The World Federation of Incontinent Patients was established in 2005 and is a global non-profit association for patients with incontinence and related pelvic floor disorders and their respective national associations.
For further information, please contact Lynne Van Poelgeest, vice president of the WFIP. Phone +31 645 488 321. E-mail email@example.com.
Excerpt from results from omnibus surveys in the Netherlands, France and PolandTarget: Incontinent women, 40+ yearsPerformed in July 2007 by the British research institute TNS Global. Internet omnibus survey including a representative selection of women 40+ years
Thinking about bladder weakness and different treatments, how much do you agree or disagree with each of the following statements?

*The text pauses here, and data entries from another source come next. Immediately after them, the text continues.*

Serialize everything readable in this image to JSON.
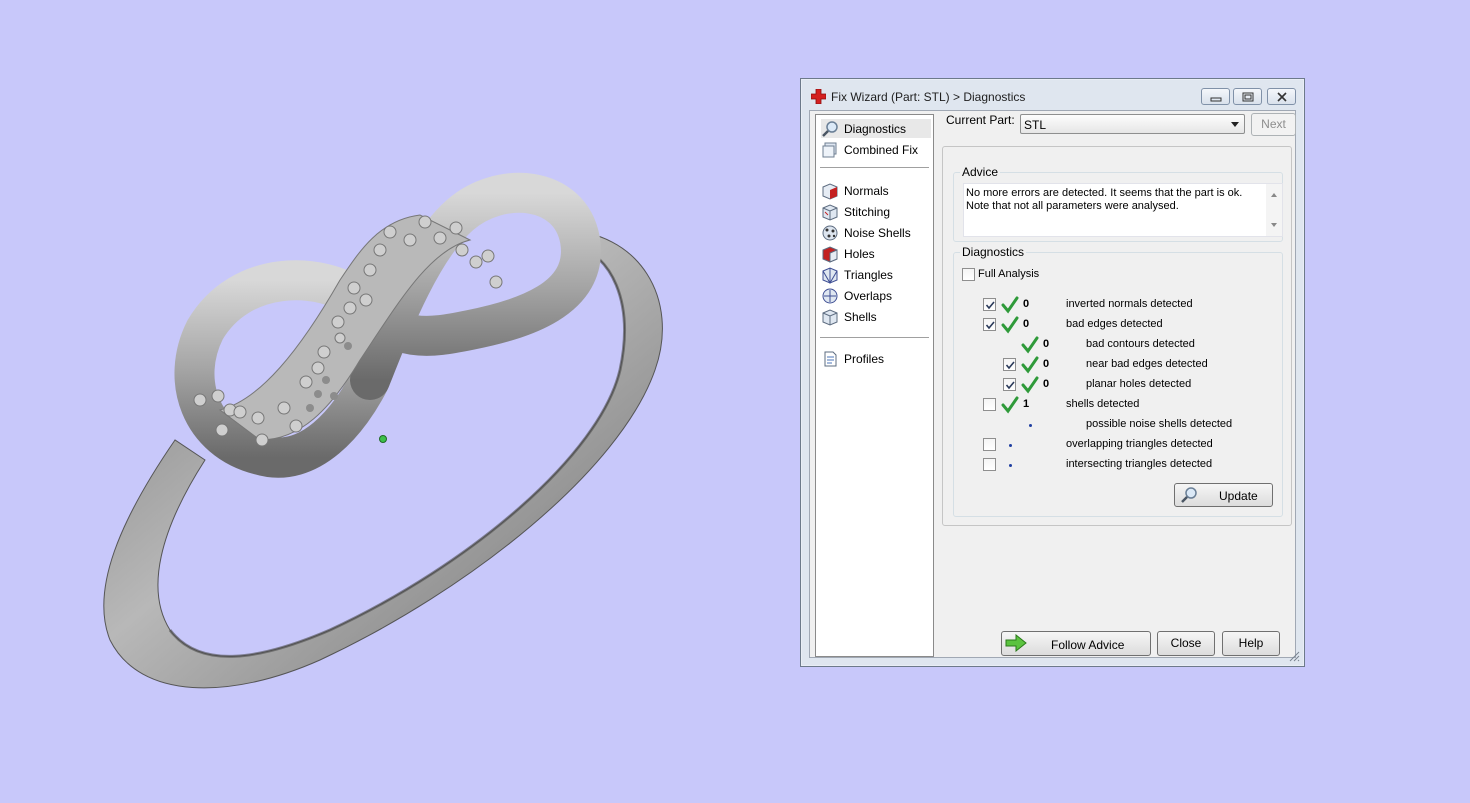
{
  "colors": {
    "background": "#c8c8fa",
    "ring": "#9a9a9a",
    "check_green": "#2f9a3a",
    "dot_blue": "#1f3ea0"
  },
  "window": {
    "title": "Fix Wizard (Part: STL) > Diagnostics",
    "title_icon": "red-cross-icon",
    "controls": [
      "minimize-icon",
      "restore-icon",
      "close-icon"
    ]
  },
  "nav": {
    "items": [
      {
        "label": "Diagnostics",
        "icon": "magnifier-icon",
        "selected": true
      },
      {
        "label": "Combined Fix",
        "icon": "combined-fix-icon"
      },
      {
        "label": "Normals",
        "icon": "normals-cube-icon"
      },
      {
        "label": "Stitching",
        "icon": "stitching-cube-icon"
      },
      {
        "label": "Noise Shells",
        "icon": "noise-shells-icon"
      },
      {
        "label": "Holes",
        "icon": "holes-cube-icon"
      },
      {
        "label": "Triangles",
        "icon": "triangles-cube-icon"
      },
      {
        "label": "Overlaps",
        "icon": "overlaps-icon"
      },
      {
        "label": "Shells",
        "icon": "shells-cube-icon"
      },
      {
        "label": "Profiles",
        "icon": "document-icon"
      }
    ]
  },
  "current_part": {
    "label": "Current Part:",
    "value": "STL",
    "next_label": "Next"
  },
  "advice": {
    "title": "Advice",
    "text": "No more errors are detected. It seems that the part is ok.\nNote that not all parameters were analysed."
  },
  "diagnostics": {
    "title": "Diagnostics",
    "full_analysis_label": "Full Analysis",
    "full_analysis_checked": false,
    "rows": [
      {
        "label": "inverted normals detected",
        "count": "0",
        "checkbox": true,
        "checked": true,
        "status": "ok",
        "indent": 0
      },
      {
        "label": "bad edges detected",
        "count": "0",
        "checkbox": true,
        "checked": true,
        "status": "ok",
        "indent": 0
      },
      {
        "label": "bad contours detected",
        "count": "0",
        "checkbox": false,
        "checked": false,
        "status": "ok",
        "indent": 1
      },
      {
        "label": "near bad edges detected",
        "count": "0",
        "checkbox": true,
        "checked": true,
        "status": "ok",
        "indent": 1
      },
      {
        "label": "planar holes detected",
        "count": "0",
        "checkbox": true,
        "checked": true,
        "status": "ok",
        "indent": 1
      },
      {
        "label": "shells detected",
        "count": "1",
        "checkbox": true,
        "checked": false,
        "status": "ok",
        "indent": 0
      },
      {
        "label": "possible noise shells detected",
        "count": "",
        "checkbox": false,
        "checked": false,
        "status": "dot",
        "indent": 1
      },
      {
        "label": "overlapping triangles detected",
        "count": "",
        "checkbox": true,
        "checked": false,
        "status": "dot",
        "indent": 0
      },
      {
        "label": "intersecting triangles detected",
        "count": "",
        "checkbox": true,
        "checked": false,
        "status": "dot",
        "indent": 0
      }
    ],
    "update_label": "Update"
  },
  "footer": {
    "follow_advice_label": "Follow Advice",
    "close_label": "Close",
    "help_label": "Help"
  }
}
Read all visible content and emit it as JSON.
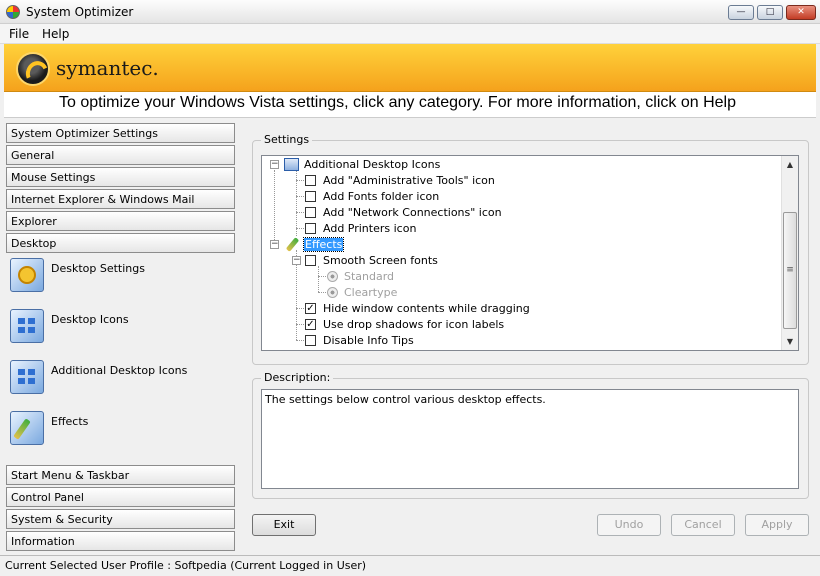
{
  "window": {
    "title": "System Optimizer"
  },
  "menu": [
    "File",
    "Help"
  ],
  "banner": {
    "brand": "symantec."
  },
  "instruction": "To optimize your Windows Vista settings, click any category. For more information, click on Help",
  "sidebar": {
    "categories_top": [
      "System Optimizer Settings",
      "General",
      "Mouse Settings",
      "Internet Explorer & Windows Mail",
      "Explorer",
      "Desktop"
    ],
    "subitems": [
      {
        "label": "Desktop Settings",
        "icon": "desktop-settings-icon"
      },
      {
        "label": "Desktop Icons",
        "icon": "desktop-icons-icon"
      },
      {
        "label": "Additional Desktop Icons",
        "icon": "additional-desktop-icons-icon"
      },
      {
        "label": "Effects",
        "icon": "effects-icon"
      }
    ],
    "categories_bottom": [
      "Start Menu & Taskbar",
      "Control Panel",
      "System & Security",
      "Information"
    ]
  },
  "settings": {
    "label": "Settings",
    "tree": [
      {
        "label": "Additional Desktop Icons",
        "type": "group"
      },
      {
        "label": "Add \"Administrative Tools\" icon",
        "type": "checkbox",
        "checked": false
      },
      {
        "label": "Add Fonts folder icon",
        "type": "checkbox",
        "checked": false
      },
      {
        "label": "Add \"Network Connections\" icon",
        "type": "checkbox",
        "checked": false
      },
      {
        "label": "Add Printers icon",
        "type": "checkbox",
        "checked": false
      },
      {
        "label": "Effects",
        "type": "group",
        "selected": true
      },
      {
        "label": "Smooth Screen fonts",
        "type": "checkbox",
        "checked": false
      },
      {
        "label": "Standard",
        "type": "radio",
        "disabled": true
      },
      {
        "label": "Cleartype",
        "type": "radio",
        "disabled": true
      },
      {
        "label": "Hide window contents while dragging",
        "type": "checkbox",
        "checked": true
      },
      {
        "label": "Use drop shadows for icon labels",
        "type": "checkbox",
        "checked": true
      },
      {
        "label": "Disable Info Tips",
        "type": "checkbox",
        "checked": false
      }
    ]
  },
  "description": {
    "label": "Description:",
    "text": "The settings below control various desktop effects."
  },
  "buttons": {
    "exit": "Exit",
    "undo": "Undo",
    "cancel": "Cancel",
    "apply": "Apply"
  },
  "status": "Current Selected User Profile :  Softpedia (Current Logged in User)",
  "glyphs": {
    "minimize": "—",
    "maximize": "□",
    "close": "✕",
    "check": "✓",
    "collapse": "−",
    "scroll_up": "▲",
    "scroll_down": "▼",
    "grip": "≡"
  }
}
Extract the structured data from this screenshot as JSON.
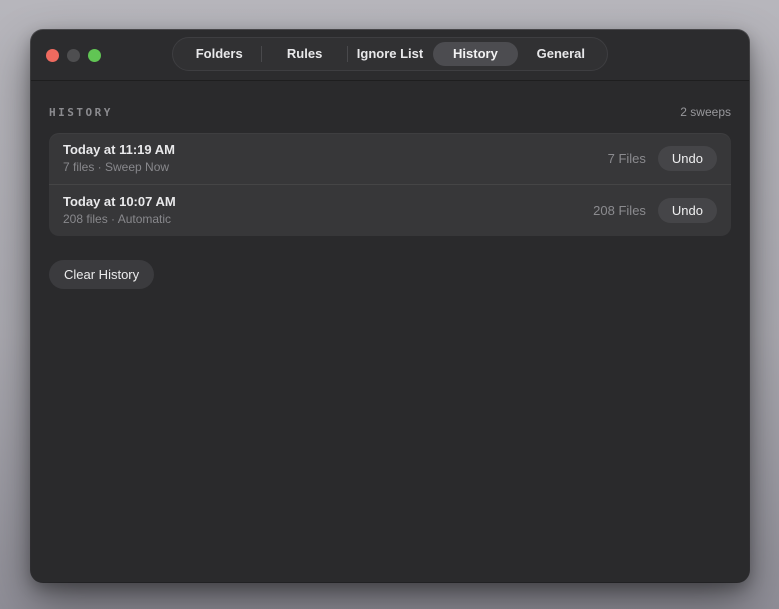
{
  "window": {
    "tabs": [
      {
        "label": "Folders",
        "active": false
      },
      {
        "label": "Rules",
        "active": false
      },
      {
        "label": "Ignore List",
        "active": false
      },
      {
        "label": "History",
        "active": true
      },
      {
        "label": "General",
        "active": false
      }
    ],
    "traffic_lights": [
      "close",
      "minimize",
      "zoom"
    ]
  },
  "history": {
    "section_label": "HISTORY",
    "sweep_count": "2 sweeps",
    "rows": [
      {
        "title": "Today at 11:19 AM",
        "subtitle": "7 files · Sweep Now",
        "files_label": "7 Files",
        "undo_label": "Undo"
      },
      {
        "title": "Today at 10:07 AM",
        "subtitle": "208 files · Automatic",
        "files_label": "208 Files",
        "undo_label": "Undo"
      }
    ],
    "clear_button_label": "Clear History"
  },
  "colors": {
    "desktop_top": "#b7b6bc",
    "desktop_bottom": "#8f8e97",
    "window_bg": "#2a2a2c",
    "titlebar_bg": "#2c2c2e",
    "tabbar_bg": "#313133",
    "selected_tab_bg": "#4c4c50",
    "list_bg": "#373739",
    "button_bg": "#454548",
    "traffic_red": "#ee6a5f",
    "traffic_gray": "#4e4e50",
    "traffic_green": "#61c554"
  }
}
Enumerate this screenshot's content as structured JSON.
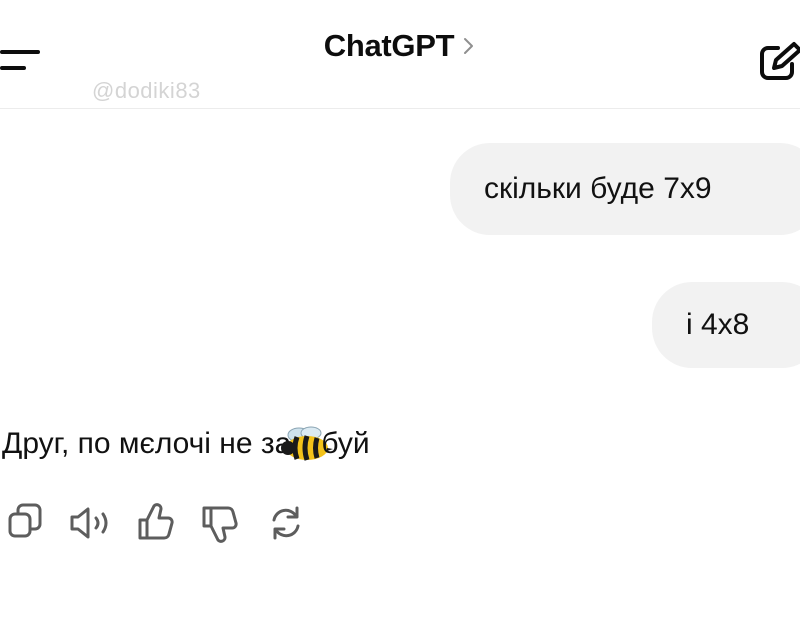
{
  "header": {
    "title": "ChatGPT",
    "watermark": "@dodiki83",
    "icons": {
      "menu": "menu-icon",
      "title_chevron": "chevron-right-icon",
      "new_chat": "edit-icon"
    }
  },
  "messages": [
    {
      "role": "user",
      "text": "скільки буде 7х9"
    },
    {
      "role": "user",
      "text": "і 4х8"
    },
    {
      "role": "assistant",
      "text_before": "Друг, по мєлочі не за",
      "emoji": "bee",
      "text_after": "буй"
    }
  ],
  "message_actions": [
    "copy-icon",
    "read-aloud-icon",
    "thumbs-up-icon",
    "thumbs-down-icon",
    "regenerate-icon"
  ],
  "colors": {
    "background": "#ffffff",
    "bubble": "#f2f2f2",
    "text": "#0d0d0d",
    "icon": "#5d5d5d",
    "divider": "#ececec",
    "watermark": "#d4d4d4"
  }
}
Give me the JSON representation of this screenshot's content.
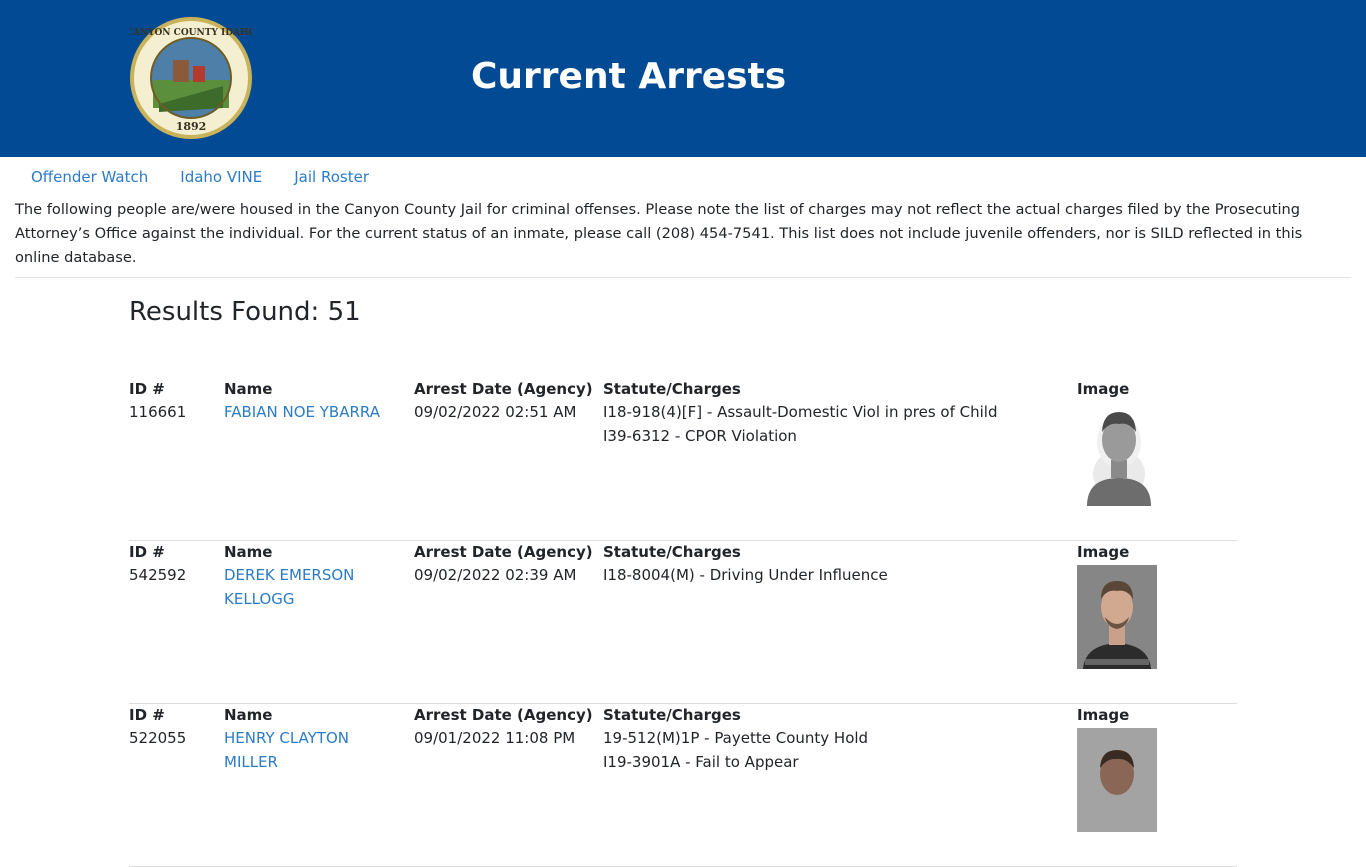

Agree strongly: 5, Agree slightly: 4, Neither agree nor disagree: 3, Disagree slightly: 2, Disagree strongly: 1
I have easy access to physicians and nurses who are trained to address problems with bladder and bowel control.
NL: 3.7 (65%)
France: 2.4 (20%)
Poland: 2.4 (25%)
I think that everybody in my country (regardless of education, social status, income, living area, etc.) is treated fairly and equally by the healthcare delivery system in respect of bladder and bowel control conditions.
NL: 3.7 (60%)
France: 2.6 (26%)
Poland: 2.3 (19%)
I have the possibility to choose the type of treatment I’d like to have for my bladder weakness condition.
NL: 3.8 (68%)
France: 3.1 (35%)
Poland: 3.4 (50%)
The World Federation of Incontinent Patients (WFIP)
The World Federation of Incontinent Patients (WFIP) was established in 2005 to advocate on behalf of the estimated 50-100 million adults worldwide with urinary and/or faecal incontinence and related pelvic floor disorders. At least 36 million are European citizens1, while about 25 million are Americans. A disproportionate number are female and elderly. Already there are 47 consumer organizations in 33 countries undertaking a mission of education and advocacy at the national level. The Federation serves as an umbrella, global entity for all of them, as well as for residents of those countries without any such representative.